Loire le 10 juillet 2014 - Xavier Alix - Agglomération stéphanoise - article lu 1970 fois

Fini Spiderman.

Voici Batman. Au Club 42 d’Andrézieux, Jérémie Janot sort d’une réunion de travail en bermuda, s’excuse de sa poignée de minutes de retard et propose un café qu’il fait et sert lui-même plutôt que de sonner un employé. Passer de la lumière à l’ombre ? Pas de quoi couper ses ailes. « Je vis ça très bien. » Car « bien sûr que c’est fini. Je vais avoir 37 ans… J’ai bien eu quelques sollicitations, des états-Unis par exemple… En fait c’était clair dans ma tête depuis le dépôt de bilan du Mans (liquidation judiciaire prononcée le  15 octobre 2013, Ndlr). Ça a été comme un signe…»

C’est donc dans la Sarthe que l’emblématique gardien vert aura achevé son parcours atypique. Plus de 2 ans après son départ de l’ASSE, l’ex portier provoque encore des débats passionnés sur la toile. Le fait qu’il ait marqué l’Histoire de ce club, son club, n’en fait aucun. Parce que n° 1 des matchs disputés au poste de gardien avec 386 apparitions. Devant le mythique Curkovic. Parce que fidèle depuis l’âge de 15 ans à ses murs qui l’ont formé. Parce que 16 saisons consécutives en pros. Parce qu’un côté excentrique et déconneur assumé devant les caméras. Aussi rare dans le foot moderne qu’une coupe de cheveu sobre et symbolisé par cette tenue de Spiderman lors d’une réception d’Istres en mai 2005. Parce que supporter autant que joueur. Parce que record d'invincibilité à domicile en L1. Parce que performances de haute volée. Parce que style atypique. Parce que taille atypique…

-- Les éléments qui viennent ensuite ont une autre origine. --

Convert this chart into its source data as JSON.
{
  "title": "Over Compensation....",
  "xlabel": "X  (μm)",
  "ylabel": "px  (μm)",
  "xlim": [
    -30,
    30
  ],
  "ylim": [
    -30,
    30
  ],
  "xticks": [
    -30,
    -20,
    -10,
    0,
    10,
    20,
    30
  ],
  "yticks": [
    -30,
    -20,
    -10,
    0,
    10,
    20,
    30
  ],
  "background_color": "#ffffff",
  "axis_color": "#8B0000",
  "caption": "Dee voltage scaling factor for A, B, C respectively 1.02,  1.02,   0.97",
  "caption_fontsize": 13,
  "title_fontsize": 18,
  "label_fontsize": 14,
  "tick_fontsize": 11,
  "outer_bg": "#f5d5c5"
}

Cette fameuse taille… Son mètre 76 l’aura poursuivi toute sa vie de joueur dans un milieu où le dogme n’accorde de crédit qu’aux gardiens de plus d’1 m 80. Pas vexé, Janot en parle volontiers : c'est une constante  « source de motivation, dit-il, à chaque palier à franchir, on me balançait : “là ça va mais au-dessus, ça passera pas“. C’est toujours passé. Chaque nouvel entraîneur doutait. Chaque nouvel entraîneur m’a fait jouer. » Il les énumère, donne l’addition : « j’en ai connu 18 à l’ASSE (intérims compris, Ndlr) ! On m’a longtemps répété que je ne ferai pas carrière, alors, aucun regret. »

« Je serai entraîneur des gardiens de l’ASSE »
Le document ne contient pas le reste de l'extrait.